Segundo Melissa, após o pico de casos no mês passado, há neste momento uma queda do número de infectados. Ela disse que os números registrados no boletim correspondem a casos que ocorreram há alguns dias e só no dia da divulgação do boletim é que foram contabilizados.

“O aumento teve relação com o pico da doença que tivemos no final de maio e início de junho e eu pedi a Vigilância Epidemiológica que me encaminhe os dados por semana. A gente tem uma nítida avaliação desses dados. A avaliação semanal é muito diferente quando os dados são vistos por dia. Tivemos um pico na semana do dia 6 de julho e depois essa curva vem tendo uma desestabilização em queda. Mas, as mortes por covid-19 não acontecem quando os casos são confirmados. Acontecem depois de três quatro semanas. Tem pacientes internados no Hospital de Campanha há quase dois meses. Então esse dado da mortalidade não indica uma piora da epidemia nesse momento e sim a repercussão do momento que tivemos do grande número de casos na cidade. Foi naquele período de superlotação, falta de vaga na UTI e que a prefeitura fez emergencialmente a abertura de leitos e isso acabou ajudando para que reduzisse esse número. Mas, infelizmente a quantidade de mortes foi maior do que gostaríamos apesar de ser menor do que a gente prevê.

Quando se compara os dados de Salvador, os dados da Bahia, ou em geral, ou do Nordeste, Feira de Santana tem o número de mortalidade menor, queríamos que fosse zero, mas isso é impossível infelizmente”, disse.

A divulgação dos óbitos nos boletins

A infectologista pontuou que as mortes de pacientes com coronavírus só são divulgadas após o recebimento da declaração de óbito, por esse motivo, acontece do número total corresponder a soma de casos de mais de um dia.
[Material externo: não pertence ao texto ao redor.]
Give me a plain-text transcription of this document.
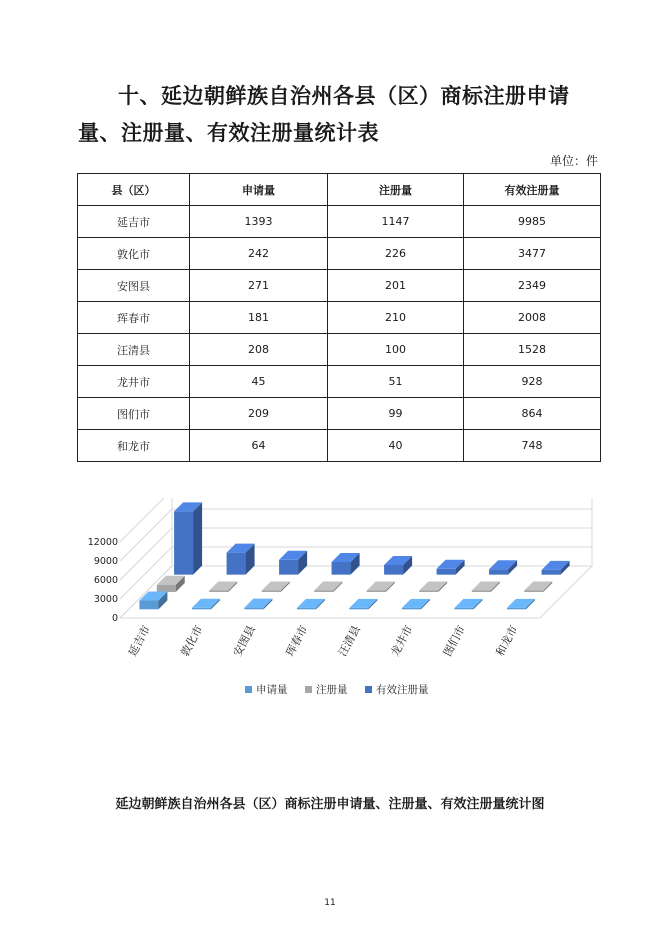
十、延边朝鲜族自治州各县（区）商标注册申请量、注册量、有效注册量统计表
单位：件
县（区）	申请量	注册量	有效注册量
延吉市	1393	1147	9985
敦化市	242	226	3477
安图县	271	201	2349
珲春市	181	210	2008
汪清县	208	100	1528
龙井市	45	51	928
图们市	209	99	864
和龙市	64	40	748
0
3000
6000
9000
12000
延吉市 敦化市 安图县 珲春市 汪清县 龙井市 图们市 和龙市
申请量	注册量	有效注册量
延边朝鲜族自治州各县（区）商标注册申请量、注册量、有效注册量统计图
11
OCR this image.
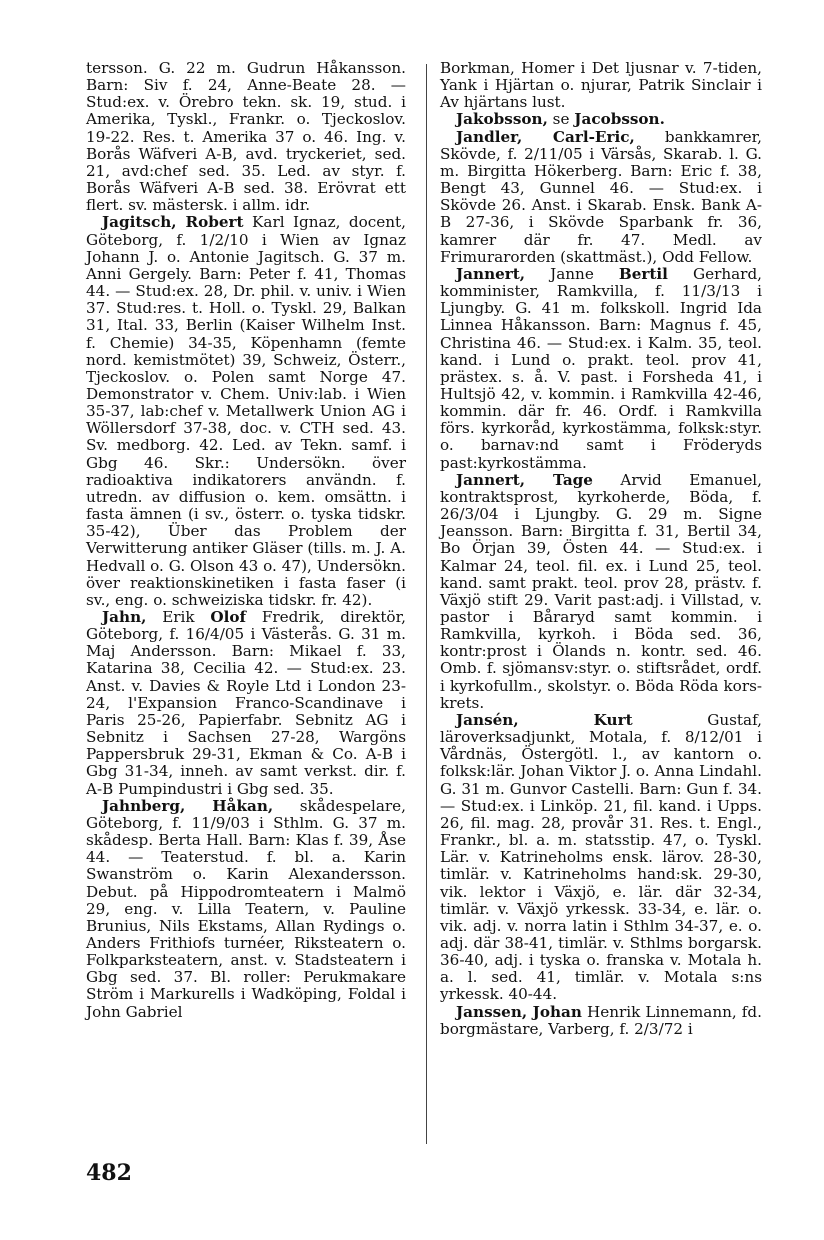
tersson. G. 22 m. Gudrun Håkansson. Barn: Siv f. 24, Anne-Beate 28. — Stud:ex. v. Örebro tekn. sk. 19, stud. i Amerika, Tyskl., Frankr. o. Tjeckoslov. 19-22. Res. t. Amerika 37 o. 46. Ing. v. Borås Wäfveri A-B, avd. tryckeriet, sed. 21, avd:chef sed. 35. Led. av styr. f. Borås Wäfveri A-B sed. 38. Erövrat ett flert. sv. mästersk. i allm. idr.

Jagitsch, Robert Karl Ignaz, docent, Göteborg, f. 1/2/10 i Wien av Ignaz Johann J. o. Antonie Jagitsch. G. 37 m. Anni Gergely. Barn: Peter f. 41, Thomas 44. — Stud:ex. 28, Dr. phil. v. univ. i Wien 37. Stud:res. t. Holl. o. Tyskl. 29, Balkan 31, Ital. 33, Berlin (Kaiser Wilhelm Inst. f. Chemie) 34-35, Köpenhamn (femte nord. kemistmötet) 39, Schweiz, Österr., Tjeckoslov. o. Polen samt Norge 47. Demonstrator v. Chem. Univ:lab. i Wien 35-37, lab:chef v. Metallwerk Union AG i Wöllersdorf 37-38, doc. v. CTH sed. 43. Sv. medborg. 42. Led. av Tekn. samf. i Gbg 46. Skr.: Undersökn. över radioaktiva indikatorers användn. f. utredn. av diffusion o. kem. omsättn. i fasta ämnen (i sv., österr. o. tyska tidskr. 35-42), Über das Problem der Verwitterung antiker Gläser (tills. m. J. A. Hedvall o. G. Olson 43 o. 47), Undersökn. över reaktionskinetiken i fasta faser (i sv., eng. o. schweiziska tidskr. fr. 42).

Jahn, Erik Olof Fredrik, direktör, Göteborg, f. 16/4/05 i Västerås. G. 31 m. Maj Andersson. Barn: Mikael f. 33, Katarina 38, Cecilia 42. — Stud:ex. 23. Anst. v. Davies & Royle Ltd i London 23-24, l'Expansion Franco-Scandinave i Paris 25-26, Papierfabr. Sebnitz AG i Sebnitz i Sachsen 27-28, Wargöns Pappersbruk 29-31, Ekman & Co. A-B i Gbg 31-34, inneh. av samt verkst. dir. f. A-B Pumpindustri i Gbg sed. 35.

Jahnberg, Håkan, skådespelare, Göteborg, f. 11/9/03 i Sthlm. G. 37 m. skådesp. Berta Hall. Barn: Klas f. 39, Åse 44. — Teaterstud. f. bl. a. Karin Swanström o. Karin Alexandersson. Debut. på Hippodromteatern i Malmö 29, eng. v. Lilla Teatern, v. Pauline Brunius, Nils Ekstams, Allan Rydings o. Anders Frithiofs turnéer, Riksteatern o. Folkparksteatern, anst. v. Stadsteatern i Gbg sed. 37. Bl. roller: Perukmakare Ström i Markurells i Wadköping, Foldal i John Gabriel

Borkman, Homer i Det ljusnar v. 7-tiden, Yank i Hjärtan o. njurar, Patrik Sinclair i Av hjärtans lust.

Jakobsson, se Jacobsson.

Jandler, Carl-Eric, bankkamrer, Skövde, f. 2/11/05 i Värsås, Skarab. l. G. m. Birgitta Hökerberg. Barn: Eric f. 38, Bengt 43, Gunnel 46. — Stud:ex. i Skövde 26. Anst. i Skarab. Ensk. Bank A-B 27-36, i Skövde Sparbank fr. 36, kamrer där fr. 47. Medl. av Frimurarorden (skattmäst.), Odd Fellow.

Jannert, Janne Bertil Gerhard, komminister, Ramkvilla, f. 11/3/13 i Ljungby. G. 41 m. folkskoll. Ingrid Ida Linnea Håkansson. Barn: Magnus f. 45, Christina 46. — Stud:ex. i Kalm. 35, teol. kand. i Lund o. prakt. teol. prov 41, prästex. s. å. V. past. i Forsheda 41, i Hultsjö 42, v. kommin. i Ramkvilla 42-46, kommin. där fr. 46. Ordf. i Ramkvilla förs. kyrkoråd, kyrkostämma, folksk:styr. o. barnav:nd samt i Fröderyds past:kyrkostämma.

Jannert, Tage Arvid Emanuel, kontraktsprost, kyrkoherde, Böda, f. 26/3/04 i Ljungby. G. 29 m. Signe Jeansson. Barn: Birgitta f. 31, Bertil 34, Bo Örjan 39, Östen 44. — Stud:ex. i Kalmar 24, teol. fil. ex. i Lund 25, teol. kand. samt prakt. teol. prov 28, prästv. f. Växjö stift 29. Varit past:adj. i Villstad, v. pastor i Båraryd samt kommin. i Ramkvilla, kyrkoh. i Böda sed. 36, kontr:prost i Ölands n. kontr. sed. 46. Omb. f. sjömansv:styr. o. stiftsrådet, ordf. i kyrkofullm., skolstyr. o. Böda Röda kors-krets.

Jansén, Kurt Gustaf, läroverksadjunkt, Motala, f. 8/12/01 i Vårdnäs, Östergötl. l., av kantorn o. folksk:lär. Johan Viktor J. o. Anna Lindahl. G. 31 m. Gunvor Castelli. Barn: Gun f. 34. — Stud:ex. i Linköp. 21, fil. kand. i Upps. 26, fil. mag. 28, provår 31. Res. t. Engl., Frankr., bl. a. m. statsstip. 47, o. Tyskl. Lär. v. Katrineholms ensk. lärov. 28-30, timlär. v. Katrineholms hand:sk. 29-30, vik. lektor i Växjö, e. lär. där 32-34, timlär. v. Växjö yrkessk. 33-34, e. lär. o. vik. adj. v. norra latin i Sthlm 34-37, e. o. adj. där 38-41, timlär. v. Sthlms borgarsk. 36-40, adj. i tyska o. franska v. Motala h. a. l. sed. 41, timlär. v. Motala s:ns yrkessk. 40-44.

Janssen, Johan Henrik Linnemann, fd. borgmästare, Varberg, f. 2/3/72 i

482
Como foi o caso, por exemplo, do boletim do dia 23, que continua nove mortes. Aquelas nove mortes registradas foram do período de 28 de junho a 22 de julho.

Sepultamento

Com relação aos óbitos, se forem casos suspeitos ou confirmados, todas as normas de segurança são adotadas.

“Muitas vezes uma pessoa é enterrada com todos os cuidados do coronavírus e depois que chega o resultado, descobre que era negativo. É um transtorno muito grande, mas neste momento devemos pecar por excesso e ter realmente muito cuidado com essas famílias. A gente só lança em nosso boletim quando a gente recebe a declaração de óbito e algumas vezes essa declaração não chega para a gente imediatamente, apesar de a gente sempre tá cobrando isso, então quando recebemos essa declaração, lançamos imediatamente em nosso boletim”, explicou a médica se referindo sobre o motivo pelo qual os óbitos não são muitas vezes divulgados nos boletins no mesmo dia em que eles ocorreram. A divulgação é feita apenas com o resultado do exame.
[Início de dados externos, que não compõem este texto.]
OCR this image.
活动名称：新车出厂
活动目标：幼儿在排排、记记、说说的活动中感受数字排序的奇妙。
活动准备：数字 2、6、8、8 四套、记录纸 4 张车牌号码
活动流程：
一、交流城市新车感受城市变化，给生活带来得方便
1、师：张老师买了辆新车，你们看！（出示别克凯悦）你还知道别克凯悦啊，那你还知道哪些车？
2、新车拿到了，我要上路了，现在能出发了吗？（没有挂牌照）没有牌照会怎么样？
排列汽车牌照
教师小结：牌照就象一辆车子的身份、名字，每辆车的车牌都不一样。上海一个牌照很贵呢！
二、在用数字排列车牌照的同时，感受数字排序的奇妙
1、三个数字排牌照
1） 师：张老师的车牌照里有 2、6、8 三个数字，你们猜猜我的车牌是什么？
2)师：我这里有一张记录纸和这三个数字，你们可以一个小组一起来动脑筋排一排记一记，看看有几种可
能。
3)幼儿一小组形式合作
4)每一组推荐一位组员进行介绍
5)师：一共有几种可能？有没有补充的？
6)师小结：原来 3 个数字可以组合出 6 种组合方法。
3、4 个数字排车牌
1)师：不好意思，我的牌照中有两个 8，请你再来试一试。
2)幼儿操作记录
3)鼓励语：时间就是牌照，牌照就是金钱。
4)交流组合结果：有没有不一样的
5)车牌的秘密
Letalidade da covid-19 é baixa em Feira de Santana

Melissa Falcão destacou que o índice de letalidade por covid-19 em Feira de Santana é menor que os números apresentados em Salvador e em toda Bahia. Feira tem a taxa de letalidade de 1.88%, Salvador 3.33 % e a Bahia 2.25%. Ela destacou que este número equivale ao número de pessoas que morreram em relação ao número total de casos. Até o fechamento desta reportagem foram confirmadas 130 mortes em 6.580 casos.

“Feira de Santana está com números menores. A gente sempre procura manter o mínimo possível de mortes, estamos fazendo treinamentos constantemente com as equipes das policlínicas, das Upas, para que o paciente possa ter um atendimento cada vez melhor e que essas mortes possam ser evitadas. Então agora estendemos também (conforme a nota técnica do estado), o PCR para toda síndrome gripal, para tentar fazer um isolamento mais rigoroso, das pessoas com diagnóstico inicial e reduzir essa taxa de transmissão”, informou a médica ao Acorda Cidade.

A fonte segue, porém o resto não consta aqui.